Zie prijzen van Azure Private Link voor meer informatie over prijzen.

Beperkingen

  • Wanneer u Azure Function in Elastic Premium-abonnement met een privé-eindpunt gebruikt om de functie in Azure Portal uit te voeren of uit te voeren, moet u directe netwerktoegang hebben of u ontvangt een HTTP 403-fout. Met andere woorden, uw browser moet het privé-eindpunt kunnen bereiken om de functie uit te voeren vanuit Azure Portal.
  • U kunt maximaal 100 privé-eindpunten verbinden met een bepaalde app.
  • De functionaliteit voor foutopsporing op afstand is niet beschikbaar via het privé-eindpunt.

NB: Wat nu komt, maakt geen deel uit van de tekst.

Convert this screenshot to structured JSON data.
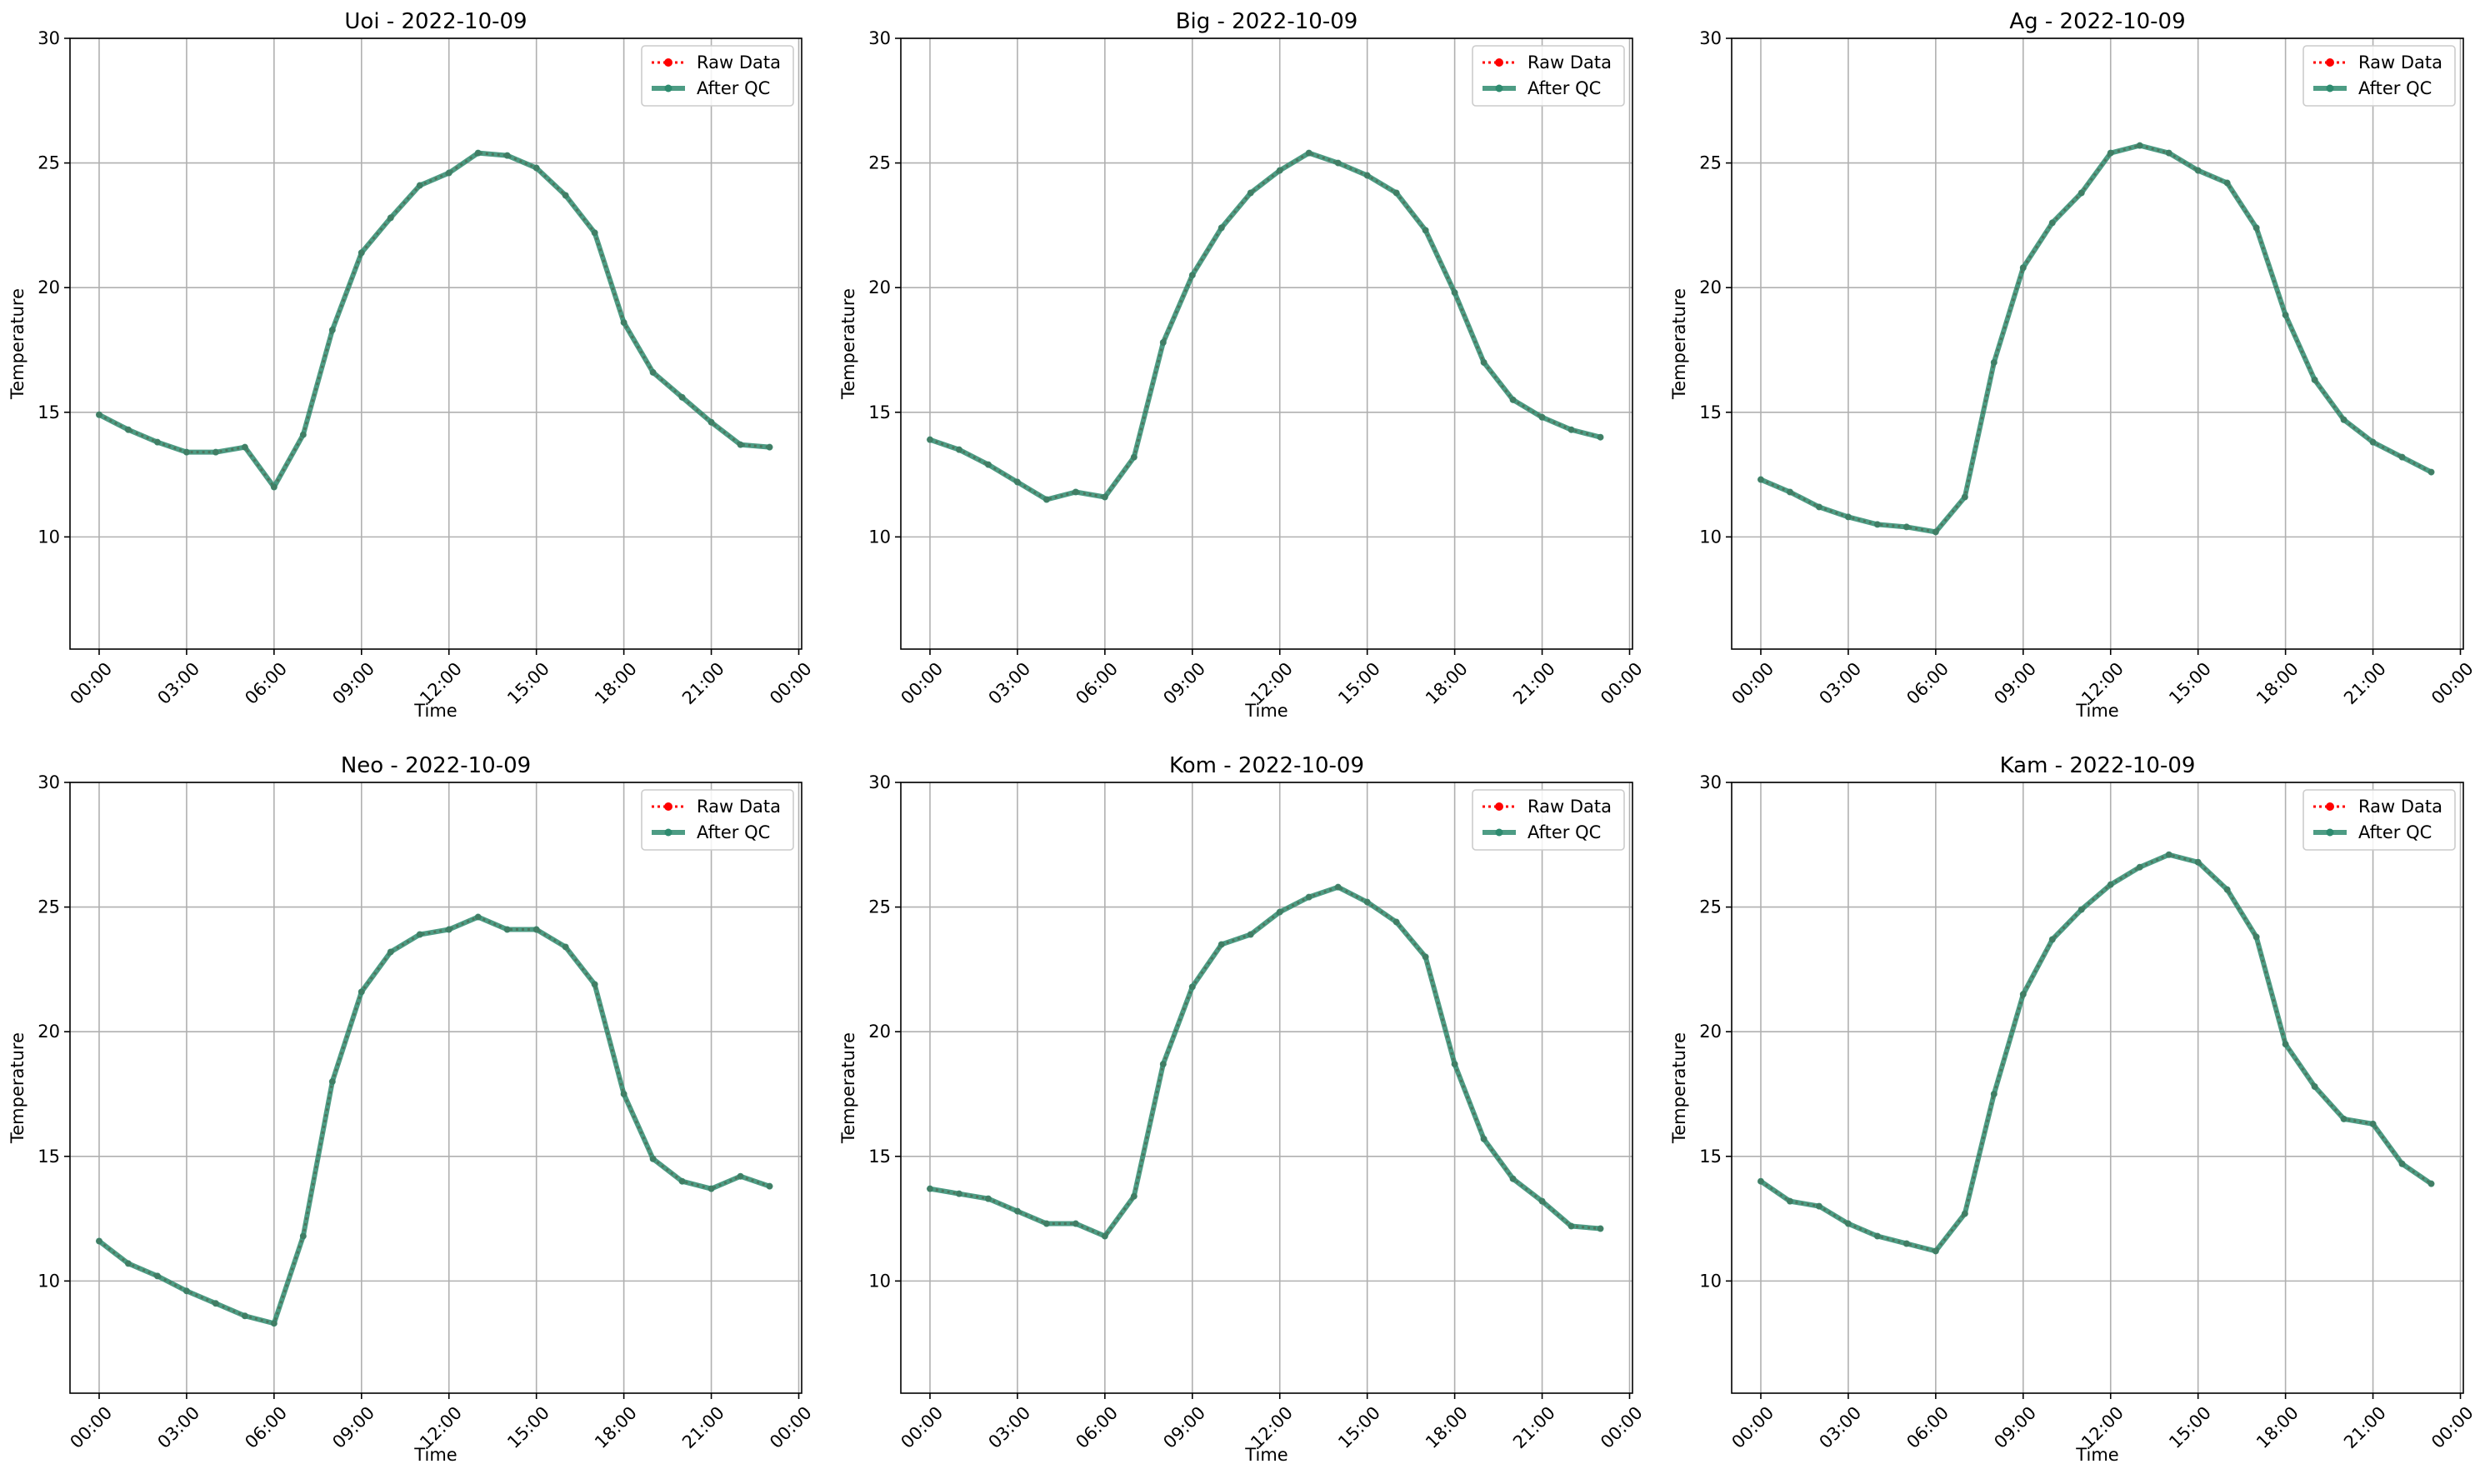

De aanbeveling is om de code te implementeren in een site en externe fouten erin op te sporen.
  • FTP-toegang wordt geboden via het binnenkomende openbare IP-adres. Privé-eindpunt biedt geen ondersteuning voor FTP-toegang tot de app.
  • SSL op basis van IP wordt niet ondersteund met privé-eindpunten.
  • Apps die u configureert met privé-eindpunten, kunnen geen openbaar verkeer ontvangen dat afkomstig is van subnetten waarvoor Microsoft.Web service-eindpunt is ingeschakeld en kunnen geen toegangsbeperkingsregels op basis van service-eindpunten gebruiken.
  • Naamgeving van privé-eindpunten moet voldoen aan de regels die zijn gedefinieerd voor resources van het type Microsoft.Network/privateEndpoints. Naamgevingsregels vindt u hier.

We verbeteren de functie Azure Private Link en het privé-eindpunt regelmatig. Raadpleeg dit artikel voor actuele informatie over beperkingen.